I think perhaps success is the quiet daily work. It’s seva. It’s our team. It’s the feeling of serving the most satisfying dish, which is most true and faithful to its Bombay roots, or the most thirst-quenching drink, in lovely surroundings in which lights glow golden and scents evoke fond memories. It’s reaching the milestone of 25 million meals donated to school children in India and the UK, as we have this year
Success is honouring the old Irani cafés, where all kinds of people from all walks of life share tables. Shared spaces beget shared experiences, and shared experiences mean better communities. So for us, success is inviting our guests and team members to tie rakhis on someone from another faith when we celebrate Raksha Bandhan in our cafés each year. It is the events we’ve hosted these past fifteen years for Holi and Ramadan and Eid and Diwali, which bring people of all different cultures and faiths together, differences being a reason for exuberant celebration, and never for resentful judgement.
Success is also surely the slightly barmy idea of inventing a unique fictional owner for every Dishoom we open. It is investigating each character’s story deeply for months, writing it, re-writing it, understanding it, documenting it, and expressing it in design (and sometimes even in immersive theatre, or with an LP): whether it’s the history of Indian independence in our King’s Cross restaurant, the Swadeshi movement in Birmingham, Bombay’s history of espionage and the rise of Bombay noir in Glasgow, or the 1970s Bombay rock scene in Carnaby. It’s the jokes connected to these stories that we paint in Hindi and Gujarati on our walls. It’s embedding a little bit of Keats in a menu description. It’s baking the stories of Irani cafés onto our plates in Shoreditch for all to read.
As I write, I find it hard to do justice to the deep gratitude we feel for all those who, over these past fifteen years, have been our companions on this journey. So many who have done so much, poured their hearts and minds, their love and their intellect, into this work that we do. Thank you, and thank you again. And profoundest, profoundest gratitude is due to you, O treasured patrons of our livelihoods – our guests – who leave us with your wallets slightly lighter and your stomachs slightly heavier than when you arrived. We are literally nothing without you.

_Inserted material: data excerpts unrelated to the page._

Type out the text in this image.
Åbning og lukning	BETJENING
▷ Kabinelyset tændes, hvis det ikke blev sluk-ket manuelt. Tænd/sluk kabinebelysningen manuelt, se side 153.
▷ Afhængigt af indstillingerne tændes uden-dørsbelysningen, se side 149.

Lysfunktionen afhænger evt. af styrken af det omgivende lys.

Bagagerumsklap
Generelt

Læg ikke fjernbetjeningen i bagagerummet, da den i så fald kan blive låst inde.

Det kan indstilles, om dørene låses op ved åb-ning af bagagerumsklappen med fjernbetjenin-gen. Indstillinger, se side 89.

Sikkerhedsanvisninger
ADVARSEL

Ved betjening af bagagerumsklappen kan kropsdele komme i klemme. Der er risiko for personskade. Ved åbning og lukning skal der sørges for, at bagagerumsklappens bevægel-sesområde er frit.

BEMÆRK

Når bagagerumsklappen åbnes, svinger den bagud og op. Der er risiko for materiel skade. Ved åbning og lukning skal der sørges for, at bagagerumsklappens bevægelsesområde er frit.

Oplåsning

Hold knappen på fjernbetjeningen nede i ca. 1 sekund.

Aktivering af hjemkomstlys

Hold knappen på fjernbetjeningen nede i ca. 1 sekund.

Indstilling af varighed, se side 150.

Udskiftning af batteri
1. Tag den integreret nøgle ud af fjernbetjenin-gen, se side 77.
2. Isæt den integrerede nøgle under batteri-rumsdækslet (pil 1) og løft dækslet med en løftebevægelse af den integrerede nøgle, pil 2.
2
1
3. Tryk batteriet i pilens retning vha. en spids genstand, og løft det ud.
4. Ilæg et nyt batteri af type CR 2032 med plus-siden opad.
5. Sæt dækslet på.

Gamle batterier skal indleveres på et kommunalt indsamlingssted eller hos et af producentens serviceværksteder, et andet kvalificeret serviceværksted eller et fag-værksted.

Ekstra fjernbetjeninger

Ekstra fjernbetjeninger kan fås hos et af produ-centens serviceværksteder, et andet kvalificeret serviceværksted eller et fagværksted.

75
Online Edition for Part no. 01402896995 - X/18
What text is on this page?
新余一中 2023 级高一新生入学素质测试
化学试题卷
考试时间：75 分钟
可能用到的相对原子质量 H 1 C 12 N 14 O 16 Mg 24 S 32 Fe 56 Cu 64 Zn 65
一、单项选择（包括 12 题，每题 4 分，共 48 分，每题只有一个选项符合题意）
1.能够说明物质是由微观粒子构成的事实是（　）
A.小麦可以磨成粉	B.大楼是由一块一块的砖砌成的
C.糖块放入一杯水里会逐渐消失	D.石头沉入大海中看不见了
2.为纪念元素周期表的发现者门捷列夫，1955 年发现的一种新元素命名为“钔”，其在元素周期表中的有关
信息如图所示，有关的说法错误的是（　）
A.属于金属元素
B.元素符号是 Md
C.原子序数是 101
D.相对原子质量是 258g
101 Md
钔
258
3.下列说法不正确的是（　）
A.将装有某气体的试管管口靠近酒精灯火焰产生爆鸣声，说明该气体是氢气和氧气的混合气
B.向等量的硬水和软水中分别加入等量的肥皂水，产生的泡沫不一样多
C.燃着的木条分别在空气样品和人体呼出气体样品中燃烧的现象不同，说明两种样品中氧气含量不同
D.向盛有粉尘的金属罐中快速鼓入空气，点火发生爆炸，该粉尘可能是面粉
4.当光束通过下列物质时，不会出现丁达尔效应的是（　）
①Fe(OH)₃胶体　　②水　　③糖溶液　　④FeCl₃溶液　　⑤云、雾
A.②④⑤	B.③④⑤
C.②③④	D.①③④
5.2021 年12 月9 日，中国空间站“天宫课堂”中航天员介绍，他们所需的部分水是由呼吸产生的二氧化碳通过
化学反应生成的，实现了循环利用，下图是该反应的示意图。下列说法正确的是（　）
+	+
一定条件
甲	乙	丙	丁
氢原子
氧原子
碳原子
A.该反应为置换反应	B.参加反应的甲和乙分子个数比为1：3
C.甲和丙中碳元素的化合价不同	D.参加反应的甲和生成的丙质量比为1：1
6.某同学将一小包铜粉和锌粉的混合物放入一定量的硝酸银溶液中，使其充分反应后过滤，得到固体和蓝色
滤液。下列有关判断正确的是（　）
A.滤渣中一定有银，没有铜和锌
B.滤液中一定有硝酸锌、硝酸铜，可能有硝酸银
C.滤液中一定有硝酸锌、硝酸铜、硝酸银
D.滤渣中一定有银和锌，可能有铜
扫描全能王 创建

My father, the late, great Rashmi Thakrar, who passed away too, too soon, believed that “for something to truly succeed, it must have a little poetry at the heart of it.” This idea steers us in perhaps every single one of our endeavours. My father was our most joyful and ardent cheerleader, and finder-in-chief of obscure nuggets for us to turn into fully-formed ideas. He is surely the reason that Dishoom is so full of stories. He also believed in reincarnation. I’d like to think he’s somewhere reading this, smiling with delight and wishing us a happy fifteenth birthday.